Les banques amé­ri­caines auraient déjà par­cou­ru la moi­tié du che­min en réa­li­sant 48% de moins-values (sur un mon­tant total de 2.093 mil­liards) tan­dis que les banques de la zone euro avaient four­ni 17% et les banques anglaises pas­saient par pertes et pro­fits 35% de l’effort global.

Il faut signa­ler à cet égard que le retard euro­péen s’explique par le fait que, contrai­re­ment à ce qui a été fait aux États-Unis, le stress test (test de résis­tance) euro­péen éva­luant les capa­ci­tés de son sys­tème ban­caire à tra­ver­ser la tem­pête n’est pas encore opé­ra­tion­nel et que les résul­tats ne seront pas divul­gués pour chaque banque indi­vi­duel­le­ment, ce qui réduit la pres­sion pesant sur elles.

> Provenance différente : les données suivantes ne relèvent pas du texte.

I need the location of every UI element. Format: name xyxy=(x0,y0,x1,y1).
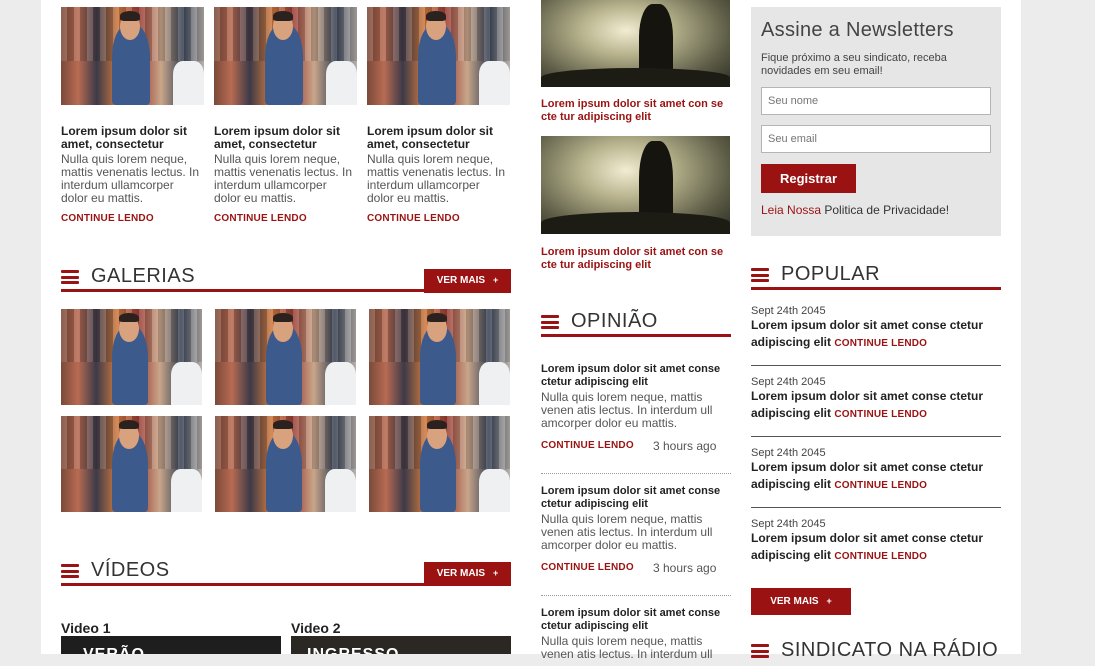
section-title: POPULAR xyxy=(781,263,881,285)
divider xyxy=(751,507,1001,508)
continue-reading-link[interactable]: CONTINUE LENDO xyxy=(61,213,201,224)
popular-item: Sept 24th 2045 Lorem ipsum dolor sit ame… xyxy=(751,305,1001,352)
popular-date: Sept 24th 2045 xyxy=(751,447,826,459)
ver-mais-button[interactable]: VER MAIS + xyxy=(424,562,511,586)
timestamp: 3 hours ago xyxy=(653,561,717,575)
privacy-note: Leia Nossa Politica de Privacidade! xyxy=(761,203,949,217)
opinion-title[interactable]: Lorem ipsum dolor sit amet conse ctetur … xyxy=(541,363,731,389)
section-divider xyxy=(541,334,731,337)
article-card: Lorem ipsum dolor sit amet, consectetur … xyxy=(214,125,354,225)
opinion-excerpt: Nulla quis lorem neque, mattis venen ati… xyxy=(541,512,713,552)
article-title[interactable]: Lorem ipsum dolor sit amet, consectetur xyxy=(214,125,354,151)
menu-icon xyxy=(751,268,769,282)
image-caption-link[interactable]: Lorem ipsum dolor sit amet con se cte tu… xyxy=(541,246,731,272)
continue-reading-link[interactable]: CONTINUE LENDO xyxy=(834,409,927,420)
timestamp: 3 hours ago xyxy=(653,439,717,453)
section-title: VÍDEOS xyxy=(91,559,170,581)
newsletter-panel: Assine a Newsletters Fique próximo a seu… xyxy=(751,7,1001,236)
divider xyxy=(751,365,1001,366)
divider xyxy=(541,473,731,474)
divider xyxy=(541,595,731,596)
video-label: Video 2 xyxy=(291,620,341,636)
radio-header: SINDICATO NA RÁDIO xyxy=(751,638,1001,666)
ver-mais-button[interactable]: VER MAIS + xyxy=(751,588,851,615)
continue-reading-link[interactable]: CONTINUE LENDO xyxy=(834,551,927,562)
privacy-link[interactable]: Leia Nossa xyxy=(761,203,821,217)
video-label: Video 1 xyxy=(61,620,111,636)
continue-reading-link[interactable]: CONTINUE LENDO xyxy=(541,562,634,573)
plus-icon: + xyxy=(493,568,499,578)
opinion-item: Lorem ipsum dolor sit amet conse ctetur … xyxy=(541,363,731,453)
divider xyxy=(751,436,1001,437)
popular-header: POPULAR xyxy=(751,262,1001,290)
popular-title-block: Lorem ipsum dolor sit amet conse ctetur … xyxy=(751,530,1001,565)
section-divider xyxy=(751,287,1001,290)
video-thumbnail[interactable]: VERÃO xyxy=(61,636,281,654)
article-excerpt: Nulla quis lorem neque, mattis venenatis… xyxy=(214,152,353,205)
article-excerpt: Nulla quis lorem neque, mattis venenatis… xyxy=(367,152,506,205)
popular-date: Sept 24th 2045 xyxy=(751,305,826,317)
gallery-image[interactable] xyxy=(369,309,510,405)
article-image[interactable] xyxy=(541,136,730,234)
article-image[interactable] xyxy=(61,7,204,105)
newsletter-description: Fique próximo a seu sindicato, receba no… xyxy=(761,52,947,77)
continue-reading-link[interactable]: CONTINUE LENDO xyxy=(834,480,927,491)
continue-reading-link[interactable]: CONTINUE LENDO xyxy=(834,338,927,349)
menu-icon xyxy=(61,564,79,578)
article-image[interactable] xyxy=(367,7,510,105)
article-title[interactable]: Lorem ipsum dolor sit amet, consectetur xyxy=(367,125,507,151)
image-caption-link[interactable]: Lorem ipsum dolor sit amet con se cte tu… xyxy=(541,98,731,124)
video-overlay-text: VERÃO xyxy=(83,646,145,654)
ver-mais-button[interactable]: VER MAIS + xyxy=(424,269,511,293)
popular-title-block: Lorem ipsum dolor sit amet conse ctetur … xyxy=(751,459,1001,494)
article-image[interactable] xyxy=(541,0,730,87)
opinion-excerpt: Nulla quis lorem neque, mattis venen ati… xyxy=(541,390,713,430)
newsletter-title: Assine a Newsletters xyxy=(761,19,954,41)
opinion-title[interactable]: Lorem ipsum dolor sit amet conse ctetur … xyxy=(541,485,731,511)
video-thumbnail[interactable]: INGRESSO xyxy=(291,636,511,654)
plus-icon: + xyxy=(826,596,832,606)
plus-icon: + xyxy=(493,275,499,285)
popular-item: Sept 24th 2045 Lorem ipsum dolor sit ame… xyxy=(751,376,1001,423)
gallery-image[interactable] xyxy=(215,416,356,512)
register-button[interactable]: Registrar xyxy=(761,164,856,193)
popular-item: Sept 24th 2045 Lorem ipsum dolor sit ame… xyxy=(751,518,1001,565)
popular-title-block: Lorem ipsum dolor sit amet conse ctetur … xyxy=(751,317,1001,352)
privacy-text: Politica de Privacidade! xyxy=(821,203,950,217)
article-excerpt: Nulla quis lorem neque, mattis venenatis… xyxy=(61,152,200,205)
menu-icon xyxy=(541,315,559,329)
continue-reading-link[interactable]: CONTINUE LENDO xyxy=(367,213,507,224)
continue-reading-link[interactable]: CONTINUE LENDO xyxy=(541,440,634,451)
article-image[interactable] xyxy=(214,7,357,105)
opinion-item: Lorem ipsum dolor sit amet conse ctetur … xyxy=(541,485,731,575)
menu-icon xyxy=(751,644,769,658)
section-title: GALERIAS xyxy=(91,265,196,287)
gallery-image[interactable] xyxy=(61,309,202,405)
video-overlay-text: INGRESSO xyxy=(307,646,399,654)
section-title: SINDICATO NA RÁDIO xyxy=(781,639,999,661)
popular-title-block: Lorem ipsum dolor sit amet conse ctetur … xyxy=(751,388,1001,423)
page-content: Lorem ipsum dolor sit amet, consectetur … xyxy=(41,0,1021,661)
article-title[interactable]: Lorem ipsum dolor sit amet, consectetur xyxy=(61,125,201,151)
article-card: Lorem ipsum dolor sit amet, consectetur … xyxy=(367,125,507,225)
gallery-image[interactable] xyxy=(61,416,202,512)
section-title: OPINIÃO xyxy=(571,310,658,332)
gallery-image[interactable] xyxy=(369,416,510,512)
opinion-title[interactable]: Lorem ipsum dolor sit amet conse ctetur … xyxy=(541,607,731,633)
popular-date: Sept 24th 2045 xyxy=(751,518,826,530)
opinion-excerpt: Nulla quis lorem neque, mattis venen ati… xyxy=(541,634,713,661)
name-input[interactable] xyxy=(761,87,991,115)
continue-reading-link[interactable]: CONTINUE LENDO xyxy=(214,213,354,224)
article-card: Lorem ipsum dolor sit amet, consectetur … xyxy=(61,125,201,225)
opiniao-header: OPINIÃO xyxy=(541,309,731,337)
menu-icon xyxy=(61,270,79,284)
popular-date: Sept 24th 2045 xyxy=(751,376,826,388)
popular-item: Sept 24th 2045 Lorem ipsum dolor sit ame… xyxy=(751,447,1001,494)
opinion-item: Lorem ipsum dolor sit amet conse ctetur … xyxy=(541,607,731,661)
email-input[interactable] xyxy=(761,125,991,153)
gallery-image[interactable] xyxy=(215,309,356,405)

Tant que toute la clar­té n’aura pas été faite, la méfiance entre les acteurs ban­caires et finan­ciers sub­sis­te­ra, ce qui enraye­ra le bon fonc­tion­ne­ment du mar­ché du cré­dit. Cela se res­sent sur l’économie réelle car cela implique un dur­cis­se­ment des condi­tions de finan­ce­ment, tant pour les entre­prises et les ménages que… pour les banques elles-mêmes. Or, l’accès au cré­dit à un coût rai­son­nable est fon­da­men­tal à la croissance.

Ce n’est donc pas un hasard si au début de la crise (automne 2008), les pers­pec­tives de crois­sance pour 2009 étaient pires pour les États-Unis (épi­centre de la crise) que pour la zone euro (res­pec­ti­ve­ment : – 0,7% et – 0,5%), mais que la situa­tion éco­no­mique s’était beau­coup plus dégra­dée dans la zone euro (– 2,0% contre « seule­ment » – 1,6% aux États-Unis) en jan­vier et que la reprise y était dif­fé­rée (chiffres 2010 : États-Unis : 1,6%; zone euro : 0,2%).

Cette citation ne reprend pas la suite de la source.